Now the assistant district attorney had his shot at the defendant. It was usually a prosecutor’s dream, but Assistant District Attorney Alexander Dunn had been aloof and distracted. His case was so weak he should have dismissed it and waited to see whether any more evidence could be developed, but his ego had apparently driven him to trial.

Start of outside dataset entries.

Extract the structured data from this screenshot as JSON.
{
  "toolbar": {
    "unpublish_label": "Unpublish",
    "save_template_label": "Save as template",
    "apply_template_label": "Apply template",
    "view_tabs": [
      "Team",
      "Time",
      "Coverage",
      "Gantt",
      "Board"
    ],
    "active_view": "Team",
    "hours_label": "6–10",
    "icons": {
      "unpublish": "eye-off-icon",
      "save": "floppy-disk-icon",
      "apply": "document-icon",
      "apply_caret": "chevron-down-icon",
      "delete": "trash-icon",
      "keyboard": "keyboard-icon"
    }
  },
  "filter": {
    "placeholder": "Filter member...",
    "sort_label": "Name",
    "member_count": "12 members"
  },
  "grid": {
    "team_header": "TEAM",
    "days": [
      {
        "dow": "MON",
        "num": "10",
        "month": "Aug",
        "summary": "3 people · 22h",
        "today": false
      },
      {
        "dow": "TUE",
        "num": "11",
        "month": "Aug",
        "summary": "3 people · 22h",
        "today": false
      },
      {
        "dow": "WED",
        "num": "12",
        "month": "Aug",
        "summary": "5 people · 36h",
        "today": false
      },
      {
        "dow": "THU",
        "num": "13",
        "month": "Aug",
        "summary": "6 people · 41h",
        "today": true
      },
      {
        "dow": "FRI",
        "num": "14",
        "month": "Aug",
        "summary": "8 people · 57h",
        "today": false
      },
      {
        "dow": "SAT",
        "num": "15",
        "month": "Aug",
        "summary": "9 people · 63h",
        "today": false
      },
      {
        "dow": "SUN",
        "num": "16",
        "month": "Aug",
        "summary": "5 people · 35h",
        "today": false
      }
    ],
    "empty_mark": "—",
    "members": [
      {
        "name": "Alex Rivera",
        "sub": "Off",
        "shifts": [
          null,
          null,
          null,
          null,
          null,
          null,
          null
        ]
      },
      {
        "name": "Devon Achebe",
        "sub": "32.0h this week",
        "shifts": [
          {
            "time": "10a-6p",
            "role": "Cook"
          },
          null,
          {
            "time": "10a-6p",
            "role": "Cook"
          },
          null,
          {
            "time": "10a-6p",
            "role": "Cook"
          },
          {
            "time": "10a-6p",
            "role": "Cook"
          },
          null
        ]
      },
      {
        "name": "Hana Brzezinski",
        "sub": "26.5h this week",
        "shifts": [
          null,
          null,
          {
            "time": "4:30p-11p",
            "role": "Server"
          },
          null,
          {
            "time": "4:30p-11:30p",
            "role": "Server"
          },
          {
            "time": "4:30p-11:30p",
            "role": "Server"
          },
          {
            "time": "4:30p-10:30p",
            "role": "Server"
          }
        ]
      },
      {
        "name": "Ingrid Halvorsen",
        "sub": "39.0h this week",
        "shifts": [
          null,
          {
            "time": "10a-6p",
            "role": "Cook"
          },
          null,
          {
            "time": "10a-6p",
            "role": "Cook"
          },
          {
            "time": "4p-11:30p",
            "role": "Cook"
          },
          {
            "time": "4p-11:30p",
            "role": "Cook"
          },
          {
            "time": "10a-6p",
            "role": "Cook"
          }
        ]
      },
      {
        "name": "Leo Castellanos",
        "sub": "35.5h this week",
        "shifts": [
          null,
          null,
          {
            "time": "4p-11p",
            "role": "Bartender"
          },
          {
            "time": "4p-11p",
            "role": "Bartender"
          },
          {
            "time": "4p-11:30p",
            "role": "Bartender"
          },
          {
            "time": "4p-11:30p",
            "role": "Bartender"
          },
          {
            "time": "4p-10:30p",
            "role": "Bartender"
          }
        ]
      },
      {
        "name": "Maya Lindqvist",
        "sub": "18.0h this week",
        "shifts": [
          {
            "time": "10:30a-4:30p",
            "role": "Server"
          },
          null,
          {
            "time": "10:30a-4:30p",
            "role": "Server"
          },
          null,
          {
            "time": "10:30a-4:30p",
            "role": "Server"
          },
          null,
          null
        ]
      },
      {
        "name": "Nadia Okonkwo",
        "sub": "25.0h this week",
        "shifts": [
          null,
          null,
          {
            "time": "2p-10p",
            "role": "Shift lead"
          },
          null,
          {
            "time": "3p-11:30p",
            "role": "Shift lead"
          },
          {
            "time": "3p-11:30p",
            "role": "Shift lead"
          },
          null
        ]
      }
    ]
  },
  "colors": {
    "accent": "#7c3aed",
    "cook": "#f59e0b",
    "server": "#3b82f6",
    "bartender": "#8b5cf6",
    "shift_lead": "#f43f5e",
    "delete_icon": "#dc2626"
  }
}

Dunn, in his early thirties, was wearing a tailored brown suit over a beige shirt. A kerchief rose from the pocket of his jacket, and expensive Italian loafers covered his feet. He stood before Dockery and straightened his silk tie.
“Isn’t it true, Mr. Dockery, that you and another individual broke into the victim’s home around two a.m. on the morning of November seventeenth?”
“No.”
It was an inauspicious beginning, to say the least, and I sank deeper into my seat. Dunn had been ordered by the judge not to mention the dead witness, and the jury was sure to wonder why, if there was a codefendant, he wasn’t on trial at the same time or testifying for the state.
“And isn’t it true, Mr. Dockery, that you beat and tortured the victim in an effort to force her to tell you where her cash was hidden?”
“No, it ain’t true, and you ain’t got no fingerprints, no blood, no hair, no witnesses, no nothin’ to prove I was there.”
“But you did tell Mr. Timmons that the victim kept cash in her home and that you intended to steal it, didn’t you?”
“I never said no such thing. Timmons ain’t nothing but a drunk and a liar. He was probably just looking for some reward money so he could buy whiskey.”